Meine Schlafstörungen... das ist tatsächlich das einzige, bei dem sich Resignation breit macht. Ich hab schon so ziemlich alles durch, was geht. An Entspannungsübungen, Stabilisierungstechniken, Einschlafritualen, Entspannungs-CD`s, Hörbücher... Das, was ich mache, ist abends immer das gleiche Hörbuch hören, das ich mir immer wieder anhören kann und das mich beruhigt. Aber Schlafen kann ich davon auch nicht wirklich. Ich war schon in der Schlafambulanz, die hatten auch ganz viele Tipps... die ich alle kenne und ausprobiert habe. Genau das wollte meine Therapeutin auch erst- zunächst die Schlafproblematik ein wenig in den Griff bekommen, um EMDR machen zu können. Irgendwann sagte sie, dass das alles so stark traumabedingt ist, dass sie den Eindruck hat, dass ich da so nicht rauskomme und wir beginnen sollten. Naja, wir versuchen jetzt mal mit der Medikation irgendwas hinzubekommen, sie wollte sich mit meiner Psychiaterin in Verbindung setzen und die werden besprechen, was in meinem Fall wirksam sein könnte. Denn auch die meisten Medis nutzen nichts... oder teilweise erst in so hohen Dosierungen, dass ich die unter der Woche auf gar keinen Fall einnehmen kann, weils nen schlimmen Hangover gibt und ich dann nicht leistungsfähig bin. Aber fürs Wochenende könnte zumindest mal was gutes gefunden werden. Ich werde sehen, ob die beiden sich da was haben einfallen lassen.

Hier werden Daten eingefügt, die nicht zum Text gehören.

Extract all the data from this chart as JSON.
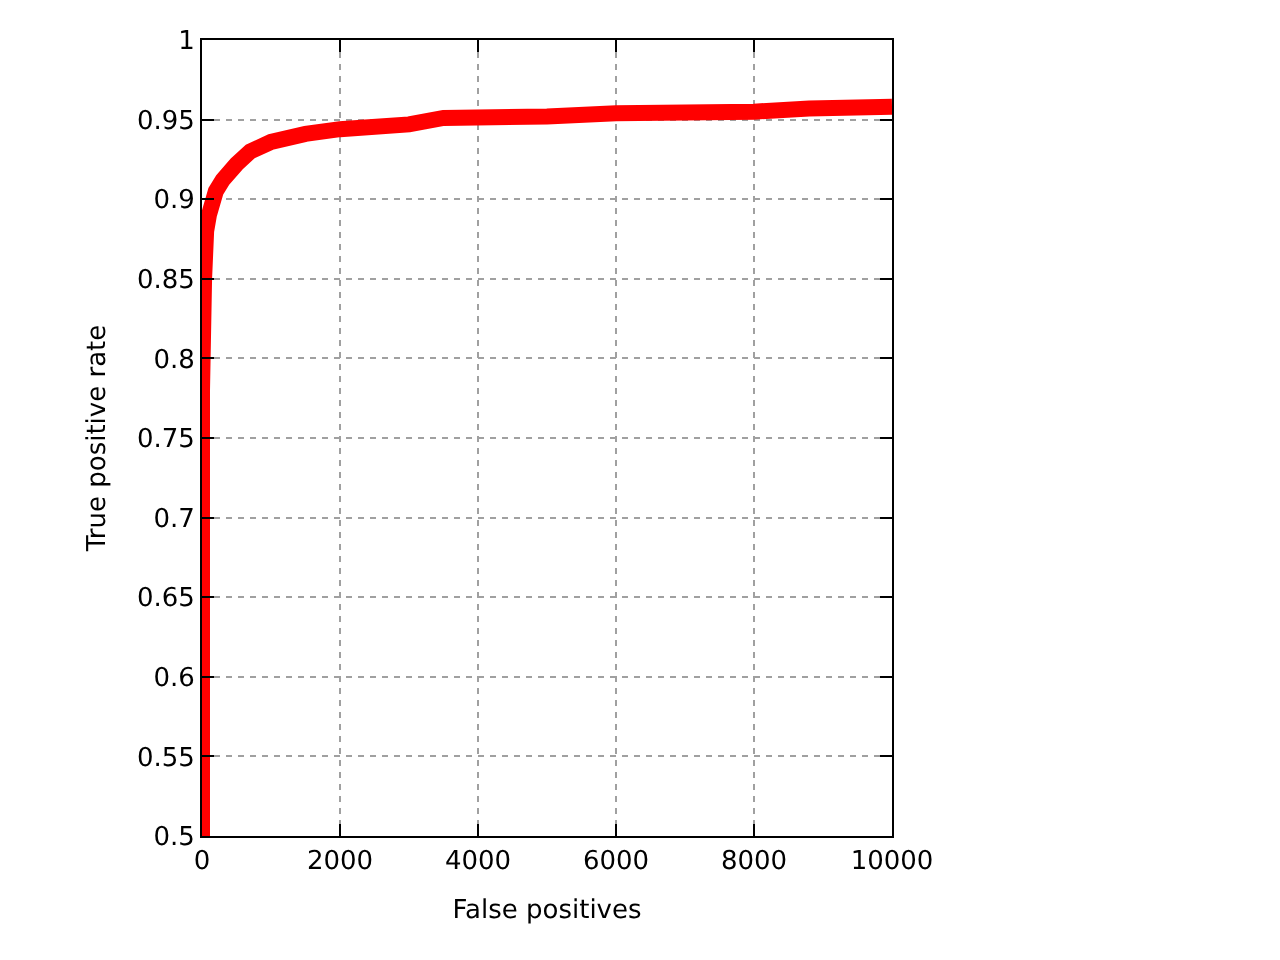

Bei der Selbsthilfegruppe ist es so, dass einmal jährlich eine neue gegründet wird. Wenn ich das richtig verstanden habe, wird dieses Jahr im Sommer/Spätsommer eine geplant. Ich habe aber diesbezüglich ein Gespräch in zwei Wochen, die führen mit allen Interessierten Einzelgespräche, dann werde ich mehr erfahren. Ich finde das Konzept an sich gut, ich würde mir wohl auch schwer damit tun, wenn ständig neue Frauen raus und rein kämen. Ich muss mich eben in Geduld üben- und mir eingestehen, dass ich lange, lange Zeit nichts getan habe und nur verdrängen wollte und eben nicht alles auf einmal geht.
Diese Traurigkeit verging bei Dir irgendwann, sagst Du? Obwohl Du noch im dem Prozess warst?
Darf ich fragen ,wie lange ungefähr die Therapie bei Dir her ist?
Ich finde es wirklich ermutigend von Dir zu hören, dass der Weg sich für Dich so gelohnt hat, Du keine Flashbacks mehr hast... Danke für Deine Offenheit!